Tonsil disease is well known. It is also known that Strep bacteria may hide in the tonsils and resist treatments. However, there are clearly published indications for the effective use of tonsillectomy. If there is an indication for a tonsillectomy, with or without PANDAS symptoms, this surgery may be recommended.
Nevertheless, a small study in 2015 suggested that kids who did not respond to antibiotics might benefit from a tonsillectomy. Although tonsillectomy is a commonly used treatment option for recurrent Strep tonsillitis, it is not an accepted treatment for PANDAS.
Just to elaborate on potential future research, there is apparently some unpublished data from Georgetown which is reported on the PANDAS Physician Network website. Physicians removed tonsils in kids and checked the bacteria found, comparing PANDAS and non-PANDAS kids.
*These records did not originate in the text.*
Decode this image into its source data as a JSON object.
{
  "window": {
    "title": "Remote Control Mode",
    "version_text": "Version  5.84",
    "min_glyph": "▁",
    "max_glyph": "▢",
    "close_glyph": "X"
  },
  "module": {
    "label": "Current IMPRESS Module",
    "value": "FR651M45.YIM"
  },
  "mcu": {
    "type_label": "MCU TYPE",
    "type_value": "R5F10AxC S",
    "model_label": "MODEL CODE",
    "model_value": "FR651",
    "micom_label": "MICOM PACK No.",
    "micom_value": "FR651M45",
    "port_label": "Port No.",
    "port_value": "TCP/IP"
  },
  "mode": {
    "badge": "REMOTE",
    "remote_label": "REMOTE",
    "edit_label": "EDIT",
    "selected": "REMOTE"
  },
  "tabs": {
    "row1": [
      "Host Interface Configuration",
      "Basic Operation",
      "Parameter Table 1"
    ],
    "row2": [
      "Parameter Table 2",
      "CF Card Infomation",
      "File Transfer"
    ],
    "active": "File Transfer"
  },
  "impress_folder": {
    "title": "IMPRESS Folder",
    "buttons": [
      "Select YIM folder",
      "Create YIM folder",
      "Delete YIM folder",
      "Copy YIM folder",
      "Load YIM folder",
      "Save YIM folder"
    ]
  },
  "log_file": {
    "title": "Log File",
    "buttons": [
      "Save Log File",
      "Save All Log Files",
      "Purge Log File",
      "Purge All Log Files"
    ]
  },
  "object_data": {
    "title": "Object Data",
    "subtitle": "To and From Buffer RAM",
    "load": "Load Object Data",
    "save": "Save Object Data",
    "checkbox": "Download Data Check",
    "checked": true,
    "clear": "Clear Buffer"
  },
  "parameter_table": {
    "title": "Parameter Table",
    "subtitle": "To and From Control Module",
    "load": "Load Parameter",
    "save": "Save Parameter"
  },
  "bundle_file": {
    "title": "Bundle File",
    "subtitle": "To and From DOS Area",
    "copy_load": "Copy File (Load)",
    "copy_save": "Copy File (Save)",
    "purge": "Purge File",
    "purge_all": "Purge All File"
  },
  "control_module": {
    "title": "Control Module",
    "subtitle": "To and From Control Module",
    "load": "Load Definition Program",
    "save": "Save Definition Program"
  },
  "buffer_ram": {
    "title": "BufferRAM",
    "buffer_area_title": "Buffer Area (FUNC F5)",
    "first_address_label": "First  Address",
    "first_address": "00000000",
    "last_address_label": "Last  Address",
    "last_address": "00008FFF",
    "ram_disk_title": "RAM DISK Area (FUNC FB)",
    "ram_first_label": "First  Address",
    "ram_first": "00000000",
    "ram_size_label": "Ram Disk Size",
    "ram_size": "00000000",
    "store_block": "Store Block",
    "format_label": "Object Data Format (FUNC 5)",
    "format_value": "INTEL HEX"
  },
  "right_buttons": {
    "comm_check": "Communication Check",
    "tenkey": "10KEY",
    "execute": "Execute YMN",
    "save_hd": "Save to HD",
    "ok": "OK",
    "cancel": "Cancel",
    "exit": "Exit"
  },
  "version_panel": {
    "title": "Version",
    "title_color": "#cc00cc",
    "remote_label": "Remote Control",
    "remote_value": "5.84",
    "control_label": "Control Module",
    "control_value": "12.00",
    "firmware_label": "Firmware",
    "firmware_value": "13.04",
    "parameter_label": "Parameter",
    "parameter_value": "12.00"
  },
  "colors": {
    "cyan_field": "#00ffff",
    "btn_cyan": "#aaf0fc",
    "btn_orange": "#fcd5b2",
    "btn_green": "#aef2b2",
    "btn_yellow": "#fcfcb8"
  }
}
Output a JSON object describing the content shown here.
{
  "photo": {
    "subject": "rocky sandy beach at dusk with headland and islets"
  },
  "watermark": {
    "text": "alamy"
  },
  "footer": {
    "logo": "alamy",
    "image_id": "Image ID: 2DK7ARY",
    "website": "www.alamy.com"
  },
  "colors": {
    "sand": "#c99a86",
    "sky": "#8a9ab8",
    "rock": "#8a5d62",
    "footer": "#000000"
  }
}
Interestingly, Strep was found in the tonsils of non-PANDAS kids but not in the tonsils of PANDAS kids. The kids with PANDAS had tonsils that grew more Staph as well as other bacteria including E Coli, Pseudomonas, and Serratia. (These are huge names that mean nothing to you other than these PANDAS tonsils were filled with a variety of bacteria, but not Strep).
Sooo, what does this mean? It is unclear, but it could simply be a confirmation that a wide variety of bacteria can cause similar neurologic symptoms. And the bacteria would each respond differently to antibiotics, which highlights another reason why long term antibiotics would not be useful.
What is the prognosis with PANDAS treatments?
Symptoms tend to slowly get better over several months once the strep infection clears, but there may be ups and downs.
PANDAS is likely to come back if your child gets strep again. Meaning, kids are highly susceptible to recurrent episodes because they have become sensitized. Sometimes all it takes is exposure to the germ.
So remember the tips I shared about prevention with good hygiene habits, hand washing, changing toothbrushes often, and avoiding sick people.
Some people also recommend having other family members tested for Strep because it is possible to be a Strep carrier when there are no symptoms.